L’atelier Novembre et l’agence 8’18’’ travaillent ensemble sur la gare Le Bourget Aéroport, ligne 17 du Grand Paris Express, qui relie Le Bourget RER à l’aéroport Charles-de-Gaulle.
Dans le Grand Paris Express, la gare Le Bourget Aéroport sera l’une des premières gares, si ce n’est la première, à être livrée. Jacques Pajot, architecte, Atelier Novembre, et Rémy Cimadevilla, concepteur lumière, 8’18’’, nous détaillent les éléments du concept architectural et lumineux. « La gare se situe à l’articulation entre le pôle aéronautique du Bourget, le parc des Expositions et la ville du Blanc-Mesnil, dans un contexte en forte mutation. Ce site, stratégique pour le rayonnement et l’attractivité du Grand Paris, est actuellement délaissé par les transports ferroviaires. Les accès sont possibles par l’ex-RN 2, via l’autoroute A1. L’ambition territoriale de cette zone d’activités est de constituer, par la création de la Gare GPE, un pôle métropolitain, véritable nœud aéronautique-aéroportuaire. » C’est ainsi que l’atelier Novembre plante le décor.
Vous êtes parti du postulat que la gare devait ancrer sa genèse dans l’histoire aéronautique emblématique du site. Comment le concept architectural s’inscrit-il dans cet environnement ?

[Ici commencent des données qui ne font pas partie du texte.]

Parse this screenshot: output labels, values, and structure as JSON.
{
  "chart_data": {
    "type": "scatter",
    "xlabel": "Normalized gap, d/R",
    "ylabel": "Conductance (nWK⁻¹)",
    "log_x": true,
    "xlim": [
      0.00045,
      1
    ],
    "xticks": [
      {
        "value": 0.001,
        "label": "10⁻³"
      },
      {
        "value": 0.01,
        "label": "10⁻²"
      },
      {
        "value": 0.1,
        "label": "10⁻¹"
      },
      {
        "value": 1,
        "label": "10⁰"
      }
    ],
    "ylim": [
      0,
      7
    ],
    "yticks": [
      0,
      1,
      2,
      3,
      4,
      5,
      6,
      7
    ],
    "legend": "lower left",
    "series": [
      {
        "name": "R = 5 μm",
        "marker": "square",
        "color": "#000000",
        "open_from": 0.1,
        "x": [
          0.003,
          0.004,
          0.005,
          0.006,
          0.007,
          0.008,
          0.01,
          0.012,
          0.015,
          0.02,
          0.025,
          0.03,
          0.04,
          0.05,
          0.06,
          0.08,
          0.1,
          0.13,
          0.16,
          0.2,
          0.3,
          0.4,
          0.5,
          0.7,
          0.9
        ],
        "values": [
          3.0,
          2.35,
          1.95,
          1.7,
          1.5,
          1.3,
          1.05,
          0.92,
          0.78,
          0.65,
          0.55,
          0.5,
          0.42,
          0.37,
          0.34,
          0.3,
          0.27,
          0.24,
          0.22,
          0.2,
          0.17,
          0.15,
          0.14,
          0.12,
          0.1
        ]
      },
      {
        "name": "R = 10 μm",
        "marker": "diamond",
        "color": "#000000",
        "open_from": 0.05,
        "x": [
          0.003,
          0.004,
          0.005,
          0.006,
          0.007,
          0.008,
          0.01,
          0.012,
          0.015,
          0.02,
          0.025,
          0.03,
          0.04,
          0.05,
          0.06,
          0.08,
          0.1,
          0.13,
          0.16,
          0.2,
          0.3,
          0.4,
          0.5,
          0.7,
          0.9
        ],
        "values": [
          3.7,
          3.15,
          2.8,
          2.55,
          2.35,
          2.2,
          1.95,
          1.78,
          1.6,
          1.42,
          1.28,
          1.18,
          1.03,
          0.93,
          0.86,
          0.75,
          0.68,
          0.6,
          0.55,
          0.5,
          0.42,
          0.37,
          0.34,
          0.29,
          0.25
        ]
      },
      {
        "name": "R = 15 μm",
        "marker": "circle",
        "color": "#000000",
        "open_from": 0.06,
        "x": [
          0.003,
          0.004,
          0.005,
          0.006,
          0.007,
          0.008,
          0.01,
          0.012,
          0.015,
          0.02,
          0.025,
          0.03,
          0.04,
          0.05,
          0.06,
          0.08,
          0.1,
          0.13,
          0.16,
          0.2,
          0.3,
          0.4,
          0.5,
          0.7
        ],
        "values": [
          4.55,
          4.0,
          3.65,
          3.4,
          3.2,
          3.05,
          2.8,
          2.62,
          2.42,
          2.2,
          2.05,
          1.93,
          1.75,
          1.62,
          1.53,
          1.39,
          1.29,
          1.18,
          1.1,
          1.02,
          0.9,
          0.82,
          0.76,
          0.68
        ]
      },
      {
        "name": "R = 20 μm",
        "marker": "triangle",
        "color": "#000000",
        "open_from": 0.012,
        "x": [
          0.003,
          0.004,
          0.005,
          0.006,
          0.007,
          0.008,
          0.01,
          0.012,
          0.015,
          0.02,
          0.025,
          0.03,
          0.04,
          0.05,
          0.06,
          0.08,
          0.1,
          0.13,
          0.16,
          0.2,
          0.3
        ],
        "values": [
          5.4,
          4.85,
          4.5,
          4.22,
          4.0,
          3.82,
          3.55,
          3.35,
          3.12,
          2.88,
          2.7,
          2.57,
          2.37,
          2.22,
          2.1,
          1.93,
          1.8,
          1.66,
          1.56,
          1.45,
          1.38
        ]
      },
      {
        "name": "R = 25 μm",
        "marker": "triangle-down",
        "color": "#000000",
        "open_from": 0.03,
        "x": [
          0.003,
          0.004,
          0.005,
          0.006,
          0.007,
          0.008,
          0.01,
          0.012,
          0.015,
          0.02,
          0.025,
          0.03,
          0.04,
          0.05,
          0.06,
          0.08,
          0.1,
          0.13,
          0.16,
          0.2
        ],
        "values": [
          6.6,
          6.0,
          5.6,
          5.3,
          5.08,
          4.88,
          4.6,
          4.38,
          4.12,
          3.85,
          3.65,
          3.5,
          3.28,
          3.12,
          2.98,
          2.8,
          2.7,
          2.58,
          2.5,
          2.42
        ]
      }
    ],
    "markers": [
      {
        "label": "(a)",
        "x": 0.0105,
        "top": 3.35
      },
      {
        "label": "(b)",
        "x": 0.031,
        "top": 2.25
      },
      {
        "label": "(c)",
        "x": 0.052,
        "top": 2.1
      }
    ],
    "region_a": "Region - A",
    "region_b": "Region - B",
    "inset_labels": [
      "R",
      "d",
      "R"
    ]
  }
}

Jacques Pajot – La gare bénéficie en effet de l’opportunité d’accompagner un équipement majeur, le musée de l’Air et de l’Espace. Le bâtiment, cube de 15 m de haut et de 28 m de côté, s’inscrit dans l’histoire du site et son architecture s’inspire de cette notion de légèreté qui évoque la volonté de l’homme de se libérer de la pesanteur. Lorsque nous avons réfléchi au concept de la gare, nous sommes tout naturellement partis de l’histoire de l’aviation civile qui a fait les grandeurs de la France et qui s’est écrite avec les aviateurs tels que Jean Mermoz, Louis Blériot, Georges Guynemer, Hélène Boucher. Alors, comment allions-nous faire pour évoquer ce monde de l’aviation ? Nous avons imaginé un cône métallique qui prend pour base le carré de la toiture de la gare et qui accompagne dans sa partie inférieure la trémie ronde de la descente aux quais. Cette résille métallique évasée se retourne en quelque sorte sur les façades latérales pour protéger le clos couvert d’ETFE [l’éthylène tétrafluoroéthylène est un fluoropolymère thermoplastique qui transmet la lumière de manière plus efficace que le verre, ndlr] en simple épaisseur et qui, de jour, laisse largement passer la lumière naturelle.

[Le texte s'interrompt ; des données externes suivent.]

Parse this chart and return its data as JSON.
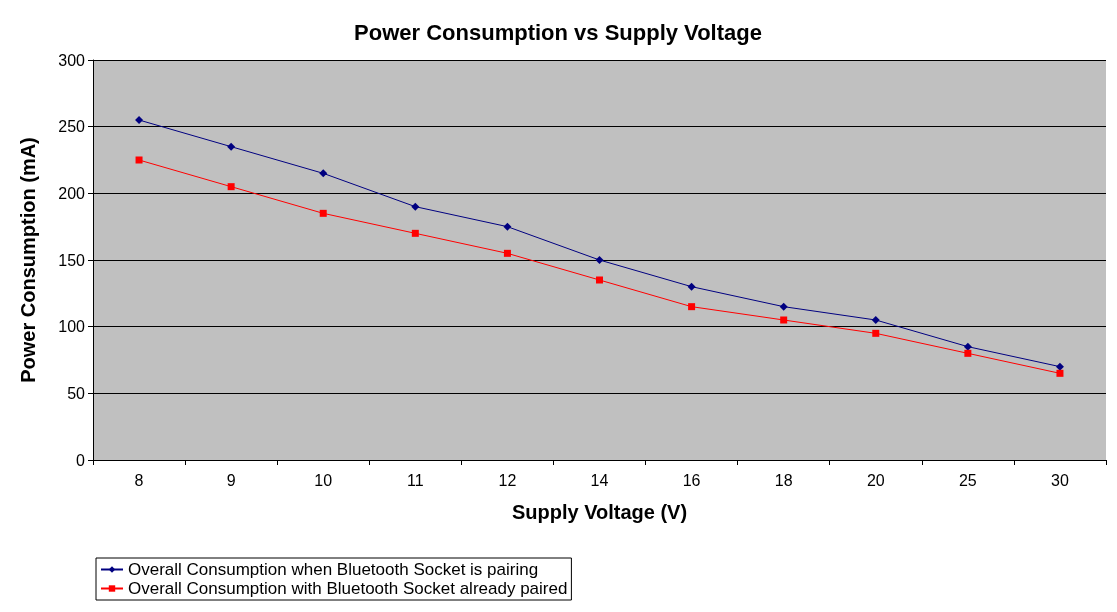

La gare se distingue par son ouverture sur ses quatre entrées (côté esplanade, côté musée, côté palais des expositions, et enfin côté Blanc-Mesnil) qui donnent sur l’espace du rez-de-chaussée où le voyageur ne s’attarde pas, puisque les services de billetterie et d’information se situent au niveau inférieur. L’émergence n’est pas à considérer uniquement comme une entrée de gare mais bien comme un nouvel accès au site. Les gares doivent participer à la mutation de nouveaux territoires ainsi qu’à l’animation de la ville et être assimilées à la vie de la population locale. C’est un bel enjeu pour l’architecte et un défi intéressant. Dans une retenue qui nous paraissait donc évidente, notre gare ne devait pas se montrer ostentatoire ni lutter avec l’architecture du musée. C’est la mémoire du site qui va faire signe et la gare suggère cette histoire. Ainsi, depuis le parvis et le contexte environnant, l’émergence est la marque d’un renouveau et permet de porter un autre regard sur l’environnement en transformation, et cela grâce à son volume, sa perméabilité et sa matérialité. Depuis le parvis, elle est mise en valeur par la transparence des façades et symbolise cette nouvelle trajectoire ascendante dans un paysage étendu. Le bâtiment d’accès au site devient alors un repère paysager, un nouveau symbole fort. Ceci est d’autant plus vrai que la gare du Bourget sera très probablement la première à voir le jour car elle doit être prête pour les Jeux olympiques de 2024 afin d’accueillir les journalistes dans le village qui va être édifié à proximité. Très avancée dans le concept architectural, elle l’est aussi dans l’étude d’éclairage. Nous avons porté une réflexion commune avec Rémy Cimadevilla concepteur lumière, agence 8’18’’, dès le début du projet. Nos échanges ont permis de définir ensemble un concept qui associe lumière naturelle et éclairage artificiel, composantes essentielles de l’ambiance de la gare mais aussi et surtout du parcours du voyageur.
LORSQUE NOUS AVONS RÉFLÉCHI AU CONCEPT DE LA GARE,
NOUS SOMMES TOUT NATURELLEMENT PARTIS DE L’HISTOIRE DE L’AVIATION CIVILE
En quoi l’approche du concept lumière de la gare du Bourget se distingue-t-elle des autres autres gares du Grand Paris Express ?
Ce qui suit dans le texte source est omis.